Cristiano Barbazza – L’impresa come corsa di resistenza (e con un’anima rock)

Cristiano Barbazza, CEO e Presidente di Rudy Project
Cristiano Barbazza, CEO e Presidente di Rudy Project

 

Quarant’anni fa tutto cominciò con una sfida al bar. Una di quelle scommesse fatte quasi per gioco, che poi finiscono per cambiare il corso di una vita. Rudy Barbazza, operante nel mondo dei motori e dello sport, oltre ad esserne un grande appassionato, venne provocato da un conoscente del settore occhiali: “Vediamo cosa saresti capace di fare con un paio di occhiali”. Da quell’azzardo nacque un’idea che nel 1985 si trasformò nel primo modello Performance. Il destino volle che proprio quell’anno il campionato del mondo di ciclismo a Colorado Springs venisse vinto con quegli occhiali. Da allora la richiesta esplose e con essa, anche un’azienda che avrebbe preso il nome del suo fondatore: Rudy Project.

Accanto a lui c’era un ragazzo di appena 17 anni. Cristiano Barbazza, il figlio maggiore, che da subito si trovò immerso in un’avventura imprenditoriale più grande di lui, ma che avrebbe fatto sua. “È stato come costruire un’azienda da zero, mattone dopo mattone”, racconta oggi, a distanza di quattro decenni. Senza un business plan scritto a tavolino, ma con una bussola chiara: la passione per lo sport, l’attenzione maniacale al prodotto e il rispetto delle relazioni.

Gli anni Ottanta furono un laboratorio in fermento. Sponsorizzazioni, collaborazioni con i campioni del ciclismo e del triathlon, presenze ai Giochi Olimpici. Rudy Project divenne sinonimo di credibilità, parola che per Cristiano resta ancora oggi il vero asset dell’impresa: “Non siamo mai scesi a compromessi: il nostro è un prodotto tecnico, pensato per elevare la performance degli atleti. Non abbiamo mai inseguito la moda, abbiamo scelto la coerenza”.

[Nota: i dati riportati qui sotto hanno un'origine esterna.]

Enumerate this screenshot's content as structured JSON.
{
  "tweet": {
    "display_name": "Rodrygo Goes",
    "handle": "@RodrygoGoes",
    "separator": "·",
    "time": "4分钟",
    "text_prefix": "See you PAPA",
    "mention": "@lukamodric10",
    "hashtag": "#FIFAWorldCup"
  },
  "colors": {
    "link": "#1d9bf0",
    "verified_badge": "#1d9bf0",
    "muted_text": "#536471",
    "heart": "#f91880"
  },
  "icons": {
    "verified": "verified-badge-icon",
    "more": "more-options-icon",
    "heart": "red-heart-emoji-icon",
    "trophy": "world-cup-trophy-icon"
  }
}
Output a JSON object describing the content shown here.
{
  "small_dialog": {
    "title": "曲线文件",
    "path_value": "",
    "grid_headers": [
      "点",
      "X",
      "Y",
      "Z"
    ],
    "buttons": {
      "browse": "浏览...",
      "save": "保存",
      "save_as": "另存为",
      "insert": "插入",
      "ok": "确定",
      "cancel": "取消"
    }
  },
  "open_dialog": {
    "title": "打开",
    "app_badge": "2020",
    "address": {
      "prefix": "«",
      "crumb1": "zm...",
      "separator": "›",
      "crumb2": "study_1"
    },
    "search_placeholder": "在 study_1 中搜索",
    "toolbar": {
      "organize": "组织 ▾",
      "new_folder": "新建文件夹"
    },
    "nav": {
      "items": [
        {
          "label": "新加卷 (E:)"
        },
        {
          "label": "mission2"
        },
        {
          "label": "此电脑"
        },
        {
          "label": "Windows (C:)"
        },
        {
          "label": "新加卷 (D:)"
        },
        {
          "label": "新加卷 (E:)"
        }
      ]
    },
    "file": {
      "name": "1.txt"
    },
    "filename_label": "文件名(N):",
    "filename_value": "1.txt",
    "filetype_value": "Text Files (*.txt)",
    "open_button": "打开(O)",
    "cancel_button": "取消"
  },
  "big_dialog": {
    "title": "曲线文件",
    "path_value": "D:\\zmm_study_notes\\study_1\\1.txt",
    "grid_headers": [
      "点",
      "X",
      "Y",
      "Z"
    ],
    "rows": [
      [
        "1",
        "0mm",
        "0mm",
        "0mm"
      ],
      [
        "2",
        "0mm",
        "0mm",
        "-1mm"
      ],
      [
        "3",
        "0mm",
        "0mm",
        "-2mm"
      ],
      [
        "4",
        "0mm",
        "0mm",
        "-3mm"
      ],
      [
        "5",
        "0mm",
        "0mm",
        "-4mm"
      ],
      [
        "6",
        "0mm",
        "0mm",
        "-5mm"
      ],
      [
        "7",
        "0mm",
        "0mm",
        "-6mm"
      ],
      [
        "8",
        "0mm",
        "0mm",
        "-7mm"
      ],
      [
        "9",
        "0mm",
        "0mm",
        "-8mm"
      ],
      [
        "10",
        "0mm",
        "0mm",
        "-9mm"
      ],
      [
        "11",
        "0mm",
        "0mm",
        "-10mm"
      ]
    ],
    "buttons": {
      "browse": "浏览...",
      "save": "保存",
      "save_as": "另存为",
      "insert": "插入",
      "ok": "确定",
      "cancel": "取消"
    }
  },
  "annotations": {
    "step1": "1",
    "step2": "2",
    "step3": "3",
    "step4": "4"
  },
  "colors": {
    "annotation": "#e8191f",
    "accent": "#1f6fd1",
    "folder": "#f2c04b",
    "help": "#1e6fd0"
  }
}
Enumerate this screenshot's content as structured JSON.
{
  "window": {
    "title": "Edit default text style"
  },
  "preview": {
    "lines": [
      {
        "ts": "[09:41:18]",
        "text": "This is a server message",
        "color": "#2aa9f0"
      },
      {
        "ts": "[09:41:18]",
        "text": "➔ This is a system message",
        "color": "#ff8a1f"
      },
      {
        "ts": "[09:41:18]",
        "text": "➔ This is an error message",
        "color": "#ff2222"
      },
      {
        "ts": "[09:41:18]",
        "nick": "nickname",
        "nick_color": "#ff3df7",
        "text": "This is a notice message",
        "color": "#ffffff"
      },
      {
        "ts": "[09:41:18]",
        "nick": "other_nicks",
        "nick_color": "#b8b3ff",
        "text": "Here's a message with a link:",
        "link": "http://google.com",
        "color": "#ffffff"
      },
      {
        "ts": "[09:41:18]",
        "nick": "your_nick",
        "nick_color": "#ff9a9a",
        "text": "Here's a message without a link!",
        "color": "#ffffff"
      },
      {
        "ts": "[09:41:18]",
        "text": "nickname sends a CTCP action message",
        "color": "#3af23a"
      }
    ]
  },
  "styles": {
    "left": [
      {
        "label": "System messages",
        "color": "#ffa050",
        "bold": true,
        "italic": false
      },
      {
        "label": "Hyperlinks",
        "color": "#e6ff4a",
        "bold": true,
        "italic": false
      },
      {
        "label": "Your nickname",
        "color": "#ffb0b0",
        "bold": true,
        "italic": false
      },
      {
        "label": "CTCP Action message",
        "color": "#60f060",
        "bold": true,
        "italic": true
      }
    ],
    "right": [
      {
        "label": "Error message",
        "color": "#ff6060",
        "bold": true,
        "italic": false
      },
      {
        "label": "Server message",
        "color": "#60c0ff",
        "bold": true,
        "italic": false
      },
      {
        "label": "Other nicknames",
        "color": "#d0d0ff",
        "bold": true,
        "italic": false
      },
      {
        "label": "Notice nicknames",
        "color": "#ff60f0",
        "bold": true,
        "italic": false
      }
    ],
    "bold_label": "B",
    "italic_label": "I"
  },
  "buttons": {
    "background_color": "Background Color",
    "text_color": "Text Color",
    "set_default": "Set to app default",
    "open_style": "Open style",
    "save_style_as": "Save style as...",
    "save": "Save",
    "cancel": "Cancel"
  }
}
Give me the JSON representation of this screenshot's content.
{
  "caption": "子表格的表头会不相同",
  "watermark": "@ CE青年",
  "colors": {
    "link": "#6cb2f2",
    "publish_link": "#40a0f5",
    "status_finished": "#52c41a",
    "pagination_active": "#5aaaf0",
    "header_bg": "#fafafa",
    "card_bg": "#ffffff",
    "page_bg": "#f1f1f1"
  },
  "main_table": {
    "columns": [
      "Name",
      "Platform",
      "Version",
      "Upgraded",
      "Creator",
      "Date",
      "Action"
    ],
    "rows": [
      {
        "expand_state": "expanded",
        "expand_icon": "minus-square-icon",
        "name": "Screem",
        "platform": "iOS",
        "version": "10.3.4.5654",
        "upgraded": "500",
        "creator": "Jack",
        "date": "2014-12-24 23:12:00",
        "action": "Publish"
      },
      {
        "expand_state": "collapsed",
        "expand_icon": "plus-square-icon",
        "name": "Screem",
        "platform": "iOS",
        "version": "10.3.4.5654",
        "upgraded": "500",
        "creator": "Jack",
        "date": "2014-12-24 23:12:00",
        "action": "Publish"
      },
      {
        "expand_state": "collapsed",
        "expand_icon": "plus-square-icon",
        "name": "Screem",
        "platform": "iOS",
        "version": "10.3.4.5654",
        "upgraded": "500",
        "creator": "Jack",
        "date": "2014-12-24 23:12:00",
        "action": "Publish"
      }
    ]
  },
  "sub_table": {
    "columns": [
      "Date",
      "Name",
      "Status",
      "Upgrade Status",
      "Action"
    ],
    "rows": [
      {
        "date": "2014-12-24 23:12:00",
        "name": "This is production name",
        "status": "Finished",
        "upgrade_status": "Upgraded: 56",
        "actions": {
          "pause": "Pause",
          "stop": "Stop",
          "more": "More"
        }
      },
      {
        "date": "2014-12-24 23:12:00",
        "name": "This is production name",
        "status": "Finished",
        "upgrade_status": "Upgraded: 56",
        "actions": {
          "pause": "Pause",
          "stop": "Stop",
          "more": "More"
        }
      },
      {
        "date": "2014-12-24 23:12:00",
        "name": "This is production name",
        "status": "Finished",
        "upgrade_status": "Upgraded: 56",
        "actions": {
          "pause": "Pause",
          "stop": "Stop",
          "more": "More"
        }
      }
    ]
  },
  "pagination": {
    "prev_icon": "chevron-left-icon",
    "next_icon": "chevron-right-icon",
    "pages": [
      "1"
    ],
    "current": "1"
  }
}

La crescita si consolidò con un ulteriore passaggio: agli occhiali si affiancarono i caschi, completando così una gamma di protezione che ancora oggi resta il cuore dell’azienda. “Ho sempre voluto restare concentrato su due prodotti: occhi e testa. Fare poche cose, ma farle bene”, sottolinea Cristiano. Oggi Rudy Project conta circa 70 persone tra Italia e Germania, un fatturato che sfiora i 17 milioni e una presenza in oltre 60 Paesi.

Un’impresa che è rimasta familiare, ma che Cristiano ha voluto anche managerializzare. Il fratello più giovane, Simone, segue marketing e comunicazione, mentre lui tiene le redini di prodotto, commerciale e strategia. “Il nostro obiettivo non è inseguire il fatturato fine a sé stesso, ma mantenere intatta l’integrità del brand. Occhiali e caschi devono essere belli, performanti e soprattutto sicuri: proteggono occhi e testa, la parte più importante del corpo di uno sportivo”.

Il Made in Italy è un marchio di fabbrica: gli occhiali sono progettati e realizzati interamente in Italia, con materiali e soluzioni tecniche di altissimo livello. “Sono amante del bello e della qualità, due parametri che hanno sempre guidato le nostre scelte”, ammette. Non a caso, la sostenibilità è diventata una priorità con il programma Ride to Zero, che ha portato alla creazione di Synergy, il primo casco Rudy Project pensato per l’economia circolare. “Il nostro playground è la natura: bici, trail running, vela, sci di fondo… non possiamo non preservarlo”, afferma con convinzione.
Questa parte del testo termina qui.